O meu dia a dia era uma permanente repetição do dia de ontem e uma antecipação do dia de amanhã! Levantar-me às sete da manhã, descer, dar os bons dias à Glória, tomar o pequeno almoço com os outros colegas, preparar tudo antes de abrir as portas do Café. A partir desse momento era um vaivém de clientes apressados que queriam ser atendidos prontamente para depois seguirem para a praia. Durante todo o dia haviam sempre muitos outros clientes a servir. Nós quase que não tínhamos tempo de ir à casa de banho lavar as mãos ou satisfazer certas necessidades fisiológicas. Tampouco tempo para ter uma curta conversa com um cliente. Tudo era feito a despachar. O trabalho era muito, mas ao menos não tinha que sofrer os gritos das vítimas do charlatão e ainda por cima as gorjetas entravam na minha bolsa à cintura para os pagamentos e trocos aos clientes. Nós íamos às mesas perguntar o que os clientes queriam tomar, depois íamos à copa comprar as bebidas encomendadas, pagávamos ao empregado por detrás do balcão e, depois, os clientes pagavam-nos a despesa. Por sorte todos os clientes pagavam sem protestar e ainda por cima nos davam a tal tão choruda gorjeta! Alguns dos meus colegas queixavam-se que alguns dos seus clientes partiam sem pagar, mas a mim isso nunca aconteceu! Ao fim do dia eu não tinha que fazer contas. O que me ficasse na minha bolsa pendurada à cintura, era dinheiro meu! Pela primeira vez na minha vida, abri uma conta no Banco mesmo em frente para saber onde pôr o dinheiro. Guardava um pouco de trocos no bolso para despesas pessoais e ter depois trocos para comprar as bebidas dos primeiros clientes do dia seguinte de manhã.

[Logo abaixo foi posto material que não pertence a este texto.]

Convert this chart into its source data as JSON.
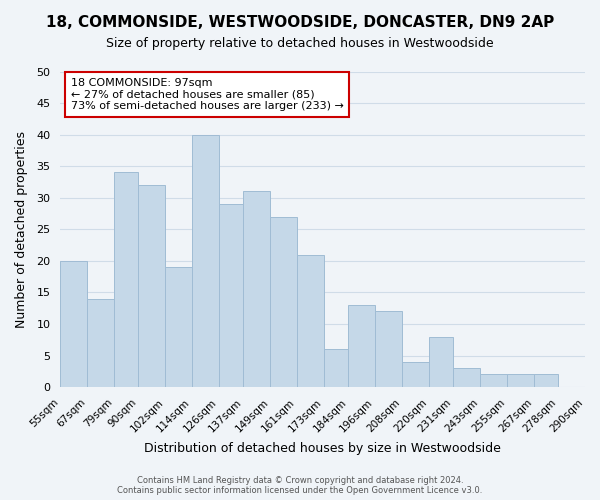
{
  "title": "18, COMMONSIDE, WESTWOODSIDE, DONCASTER, DN9 2AP",
  "subtitle": "Size of property relative to detached houses in Westwoodside",
  "xlabel": "Distribution of detached houses by size in Westwoodside",
  "ylabel": "Number of detached properties",
  "footer_lines": [
    "Contains HM Land Registry data © Crown copyright and database right 2024.",
    "Contains public sector information licensed under the Open Government Licence v3.0."
  ],
  "bin_labels": [
    "55sqm",
    "67sqm",
    "79sqm",
    "90sqm",
    "102sqm",
    "114sqm",
    "126sqm",
    "137sqm",
    "149sqm",
    "161sqm",
    "173sqm",
    "184sqm",
    "196sqm",
    "208sqm",
    "220sqm",
    "231sqm",
    "243sqm",
    "255sqm",
    "267sqm",
    "278sqm",
    "290sqm"
  ],
  "bar_values": [
    20,
    14,
    34,
    32,
    19,
    40,
    29,
    31,
    27,
    21,
    6,
    13,
    12,
    4,
    8,
    3,
    2,
    2,
    2,
    0
  ],
  "bar_color": "#c5d8e8",
  "bar_edge_color": "#a0bcd4",
  "ylim": [
    0,
    50
  ],
  "yticks": [
    0,
    5,
    10,
    15,
    20,
    25,
    30,
    35,
    40,
    45,
    50
  ],
  "annotation_box_text": "18 COMMONSIDE: 97sqm",
  "annotation_line1": "← 27% of detached houses are smaller (85)",
  "annotation_line2": "73% of semi-detached houses are larger (233) →",
  "annotation_box_color": "#ffffff",
  "annotation_box_edge_color": "#cc0000",
  "property_size_sqm": 97,
  "bin_edges": [
    55,
    67,
    79,
    90,
    102,
    114,
    126,
    137,
    149,
    161,
    173,
    184,
    196,
    208,
    220,
    231,
    243,
    255,
    267,
    278,
    290
  ],
  "grid_color": "#d0dce8",
  "background_color": "#f0f4f8"
}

A recordação mais marcante desses tempos do Café Chico foi, essa inesquecível tarde, quando eu estava encostado à minha porta a tomar conta dos clientes sentados na esplanada e a ver passar os veraneantes quando, de repente, vejo uma mulher linda descendo a rua, na companhia de três homens muito bem arreados. A sua cara não me era estranha e muito surpreendido fiquei ao ver as mulheres de pescadores locais ao passarem por ela fazerem o sinal da cruz. Fiquei intrigadíssimo! Eles procuraram uma mesa na esplanada e sentaram-se. Fui ver o que queriam tomar e eles pediram quatro cervejas Sagres. Olhei de perto aquela cara de rainha que me era tão familiar mas sem conseguir chegar a nenhuma conclusão. Ao entrar para ir à copa pedir as quatro cervejas o empregado diz-me muito alvoroçado:
- É pá! Mas que sorte! Vais servir a Amália Rodrigues!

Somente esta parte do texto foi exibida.